Go to any show, except of course those where the only competitors are super-cool professionals, and you’ll see tense riders with pale faces. If you had to fill in a speech bubble over their heads, it would probably range between ‘I want to be sick’ to ‘Get me out of here.’
I’m allowed to say that, because I used to be one of them. I once nearly passed out at the end of a dressage test, because I was so nervous I forgot to breathe. So why do we put ourselves under such pressure?
One answer is that sadly, we often fall into the trap of defining our relationship with our horse in terms of competition success or failure. As a journalist, I plead guilty: if you’re writing about well-known riders, especially for a non-specialist publication, you automatically do it in terms of ‘Olympic medallist’ or ‘world champion’. And by the way, even Olympic medallists get nervous: they’re just better at channelling their adrenaline down a more productive route.

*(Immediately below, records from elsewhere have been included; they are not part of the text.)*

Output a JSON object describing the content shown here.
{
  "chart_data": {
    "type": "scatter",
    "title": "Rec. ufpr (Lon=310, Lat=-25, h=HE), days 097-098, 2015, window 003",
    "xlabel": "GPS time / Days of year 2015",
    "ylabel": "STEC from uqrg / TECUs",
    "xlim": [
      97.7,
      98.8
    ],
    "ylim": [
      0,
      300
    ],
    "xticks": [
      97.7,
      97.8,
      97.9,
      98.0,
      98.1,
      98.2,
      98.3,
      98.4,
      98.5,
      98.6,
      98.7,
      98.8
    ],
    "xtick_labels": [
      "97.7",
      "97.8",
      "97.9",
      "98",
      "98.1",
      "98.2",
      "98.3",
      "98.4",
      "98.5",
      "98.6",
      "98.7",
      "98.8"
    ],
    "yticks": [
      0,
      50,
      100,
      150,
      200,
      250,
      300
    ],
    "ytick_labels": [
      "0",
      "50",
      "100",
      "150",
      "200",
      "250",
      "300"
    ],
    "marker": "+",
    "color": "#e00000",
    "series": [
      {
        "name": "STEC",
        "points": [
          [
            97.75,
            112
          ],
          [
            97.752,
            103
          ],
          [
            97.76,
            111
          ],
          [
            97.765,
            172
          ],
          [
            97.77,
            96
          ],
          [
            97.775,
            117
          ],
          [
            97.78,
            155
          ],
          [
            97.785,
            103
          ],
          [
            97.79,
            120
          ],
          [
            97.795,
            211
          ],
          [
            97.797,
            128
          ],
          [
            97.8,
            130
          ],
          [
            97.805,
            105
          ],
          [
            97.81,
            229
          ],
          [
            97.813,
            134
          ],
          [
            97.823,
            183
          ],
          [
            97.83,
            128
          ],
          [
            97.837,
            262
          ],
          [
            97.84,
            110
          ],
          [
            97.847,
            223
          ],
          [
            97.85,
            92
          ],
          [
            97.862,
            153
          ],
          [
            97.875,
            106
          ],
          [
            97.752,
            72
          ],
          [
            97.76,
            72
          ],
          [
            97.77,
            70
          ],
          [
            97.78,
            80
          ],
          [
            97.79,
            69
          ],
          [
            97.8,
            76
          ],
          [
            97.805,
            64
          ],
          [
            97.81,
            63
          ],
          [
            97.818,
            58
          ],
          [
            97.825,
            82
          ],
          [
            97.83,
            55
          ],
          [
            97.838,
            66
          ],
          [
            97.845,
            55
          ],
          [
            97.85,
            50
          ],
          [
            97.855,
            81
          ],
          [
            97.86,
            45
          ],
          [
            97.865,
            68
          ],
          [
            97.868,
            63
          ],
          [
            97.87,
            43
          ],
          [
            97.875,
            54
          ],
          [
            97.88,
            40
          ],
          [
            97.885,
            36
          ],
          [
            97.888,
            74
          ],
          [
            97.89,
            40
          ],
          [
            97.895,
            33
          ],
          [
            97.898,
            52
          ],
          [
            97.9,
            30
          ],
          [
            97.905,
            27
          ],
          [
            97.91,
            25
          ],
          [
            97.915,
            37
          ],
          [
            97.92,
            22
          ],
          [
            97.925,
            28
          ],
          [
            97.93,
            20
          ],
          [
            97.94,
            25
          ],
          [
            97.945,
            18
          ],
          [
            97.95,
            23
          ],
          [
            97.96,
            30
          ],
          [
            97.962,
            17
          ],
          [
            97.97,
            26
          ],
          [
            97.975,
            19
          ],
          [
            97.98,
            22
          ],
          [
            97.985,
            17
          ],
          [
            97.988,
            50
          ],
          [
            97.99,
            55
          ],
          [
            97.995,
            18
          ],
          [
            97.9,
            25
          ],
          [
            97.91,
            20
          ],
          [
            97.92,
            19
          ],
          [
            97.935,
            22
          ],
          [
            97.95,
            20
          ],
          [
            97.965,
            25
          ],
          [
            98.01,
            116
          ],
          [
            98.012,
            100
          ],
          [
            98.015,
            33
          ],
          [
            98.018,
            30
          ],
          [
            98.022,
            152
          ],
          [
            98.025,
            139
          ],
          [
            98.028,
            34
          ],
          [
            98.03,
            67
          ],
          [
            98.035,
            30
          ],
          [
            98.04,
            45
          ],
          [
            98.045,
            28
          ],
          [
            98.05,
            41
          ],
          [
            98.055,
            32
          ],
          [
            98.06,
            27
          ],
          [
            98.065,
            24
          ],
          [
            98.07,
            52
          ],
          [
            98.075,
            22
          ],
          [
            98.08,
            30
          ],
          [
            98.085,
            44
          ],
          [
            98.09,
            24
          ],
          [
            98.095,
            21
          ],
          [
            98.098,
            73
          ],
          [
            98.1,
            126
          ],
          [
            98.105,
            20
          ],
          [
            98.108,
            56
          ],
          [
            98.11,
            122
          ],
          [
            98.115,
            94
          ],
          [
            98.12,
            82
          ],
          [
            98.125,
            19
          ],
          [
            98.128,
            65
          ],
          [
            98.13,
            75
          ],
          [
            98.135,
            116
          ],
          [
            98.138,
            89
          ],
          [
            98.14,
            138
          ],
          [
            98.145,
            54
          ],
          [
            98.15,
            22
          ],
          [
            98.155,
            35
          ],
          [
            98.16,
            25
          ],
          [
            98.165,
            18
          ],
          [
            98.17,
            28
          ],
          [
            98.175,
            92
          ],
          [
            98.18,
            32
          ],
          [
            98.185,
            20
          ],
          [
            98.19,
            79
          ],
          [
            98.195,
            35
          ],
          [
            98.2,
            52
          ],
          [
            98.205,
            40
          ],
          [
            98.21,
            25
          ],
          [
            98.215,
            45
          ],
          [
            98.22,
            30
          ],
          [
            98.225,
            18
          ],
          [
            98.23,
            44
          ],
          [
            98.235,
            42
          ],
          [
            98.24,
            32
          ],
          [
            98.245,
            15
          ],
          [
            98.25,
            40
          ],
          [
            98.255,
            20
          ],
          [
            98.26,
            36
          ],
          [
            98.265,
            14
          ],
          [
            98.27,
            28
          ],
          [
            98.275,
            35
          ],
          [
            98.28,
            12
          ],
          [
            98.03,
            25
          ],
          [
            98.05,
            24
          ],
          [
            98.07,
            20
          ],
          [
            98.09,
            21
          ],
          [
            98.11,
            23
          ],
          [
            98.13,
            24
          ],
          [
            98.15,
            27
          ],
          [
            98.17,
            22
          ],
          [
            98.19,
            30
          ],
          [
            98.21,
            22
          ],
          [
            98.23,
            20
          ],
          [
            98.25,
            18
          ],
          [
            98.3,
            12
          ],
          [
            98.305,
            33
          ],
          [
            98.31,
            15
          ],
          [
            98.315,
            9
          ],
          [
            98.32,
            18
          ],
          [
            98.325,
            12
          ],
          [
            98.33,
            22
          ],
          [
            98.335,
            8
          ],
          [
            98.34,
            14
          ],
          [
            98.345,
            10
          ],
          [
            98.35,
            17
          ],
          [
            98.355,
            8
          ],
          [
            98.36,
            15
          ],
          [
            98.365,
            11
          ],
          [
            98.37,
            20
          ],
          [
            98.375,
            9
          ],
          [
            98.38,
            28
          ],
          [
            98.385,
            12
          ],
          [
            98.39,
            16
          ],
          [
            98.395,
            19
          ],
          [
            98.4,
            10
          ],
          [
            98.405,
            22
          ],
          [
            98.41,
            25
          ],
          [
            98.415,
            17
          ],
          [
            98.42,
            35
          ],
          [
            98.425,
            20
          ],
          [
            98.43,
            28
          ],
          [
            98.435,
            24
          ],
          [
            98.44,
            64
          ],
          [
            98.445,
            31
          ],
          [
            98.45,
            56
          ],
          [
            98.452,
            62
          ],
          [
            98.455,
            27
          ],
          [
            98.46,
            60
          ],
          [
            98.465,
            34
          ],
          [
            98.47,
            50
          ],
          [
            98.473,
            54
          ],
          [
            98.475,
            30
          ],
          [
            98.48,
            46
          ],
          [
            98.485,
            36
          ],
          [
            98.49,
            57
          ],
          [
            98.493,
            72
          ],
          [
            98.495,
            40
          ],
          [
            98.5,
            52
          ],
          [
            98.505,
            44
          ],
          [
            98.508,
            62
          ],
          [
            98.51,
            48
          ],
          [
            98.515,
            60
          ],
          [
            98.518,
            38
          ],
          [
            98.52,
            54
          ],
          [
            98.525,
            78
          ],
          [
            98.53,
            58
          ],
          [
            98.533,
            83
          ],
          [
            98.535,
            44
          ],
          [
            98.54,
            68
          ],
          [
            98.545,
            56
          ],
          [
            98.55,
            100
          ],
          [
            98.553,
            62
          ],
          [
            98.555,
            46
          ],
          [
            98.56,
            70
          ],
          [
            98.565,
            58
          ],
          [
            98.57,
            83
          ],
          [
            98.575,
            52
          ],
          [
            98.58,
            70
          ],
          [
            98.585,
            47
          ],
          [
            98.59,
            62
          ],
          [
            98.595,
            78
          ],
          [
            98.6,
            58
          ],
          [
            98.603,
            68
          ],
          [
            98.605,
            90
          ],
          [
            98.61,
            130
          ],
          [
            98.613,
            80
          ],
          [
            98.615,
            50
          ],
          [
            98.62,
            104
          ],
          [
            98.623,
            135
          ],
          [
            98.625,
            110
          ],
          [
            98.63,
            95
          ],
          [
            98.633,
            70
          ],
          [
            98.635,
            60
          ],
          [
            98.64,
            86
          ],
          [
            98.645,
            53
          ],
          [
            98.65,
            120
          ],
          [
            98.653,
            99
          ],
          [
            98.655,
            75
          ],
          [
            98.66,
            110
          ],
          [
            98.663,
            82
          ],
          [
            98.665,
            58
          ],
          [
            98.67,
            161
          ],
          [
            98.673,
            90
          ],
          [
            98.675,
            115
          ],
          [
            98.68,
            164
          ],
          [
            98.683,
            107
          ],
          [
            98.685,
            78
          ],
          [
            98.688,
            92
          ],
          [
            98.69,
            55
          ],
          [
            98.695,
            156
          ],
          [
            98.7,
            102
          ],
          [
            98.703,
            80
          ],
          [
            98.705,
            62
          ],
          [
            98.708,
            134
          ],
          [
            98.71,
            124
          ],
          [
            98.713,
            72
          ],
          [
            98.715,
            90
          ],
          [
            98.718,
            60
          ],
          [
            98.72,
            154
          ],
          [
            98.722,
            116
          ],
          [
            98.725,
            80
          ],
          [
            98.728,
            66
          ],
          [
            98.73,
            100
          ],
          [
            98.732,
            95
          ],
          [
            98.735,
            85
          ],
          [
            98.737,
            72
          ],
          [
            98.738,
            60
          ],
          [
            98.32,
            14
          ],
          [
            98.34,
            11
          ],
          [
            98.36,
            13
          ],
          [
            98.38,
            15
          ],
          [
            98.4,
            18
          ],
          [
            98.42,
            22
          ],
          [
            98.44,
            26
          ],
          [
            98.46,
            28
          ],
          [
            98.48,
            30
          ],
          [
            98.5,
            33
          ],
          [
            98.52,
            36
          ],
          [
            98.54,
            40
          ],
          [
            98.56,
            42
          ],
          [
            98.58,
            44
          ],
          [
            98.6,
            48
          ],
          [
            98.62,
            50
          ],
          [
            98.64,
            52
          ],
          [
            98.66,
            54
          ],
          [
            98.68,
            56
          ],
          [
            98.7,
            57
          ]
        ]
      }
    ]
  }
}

So first off, let’s have a new ground rule. If you don’t want to compete, that doesn’t necessarily make you a lesser rider. If your horse goes well for you and you give him an interesting life – as opposed to going in the same arena and doing the same thing, day in, day out – what more could anyone, two- or four-legged, ask for?
Second, ask yourself why you’re nervous. If it’s because you’re frightened that your horse will buck you off, take him to a few shows just to soak up the atmosphere, without competing and perhaps think about getting advice on using a product to promote calmness. If it’s because you think you’ll make a mistake and look stupid, think back to when you’ve seen other riders get it wrong. Did you think what idiots they were and spend the rest of the show laughing at them, or did you sympathise because they’d missed out a movement in a dressage test or couldn’t persuade a horse that there wasn’t actually a dragon hiding behind a particular fence?
Chances are it was the latter. If you are the rare sort of rider who enjoys feeling superior at the expense of others, hide your head in shame and remember that horses are great levellers: one day, the same will happen to you.
The best advice I had – and which actually stopped me riding into a dressage arena feeling that I should have a sick bag in my pocket – came from a wise teacher who asked me why I wanted to compete. Was it, he said, purely because I wanted to win rosettes? And actually, it wasn’t – it was because I wanted to prove that the work I put in at home was paying off.
So, he said patiently, who are you competing against? It took a moment for the penny to drop, but then I realised. I was competing against myself, getting satisfaction not from getting a better score than other riders in the class, but improving on my own performance.
The funny thing is, that as soon as I changed my mindset, I had a lot more fun – and yes, you’ve guessed it, my scores improved enormously.
Try it. It might just work for you, too.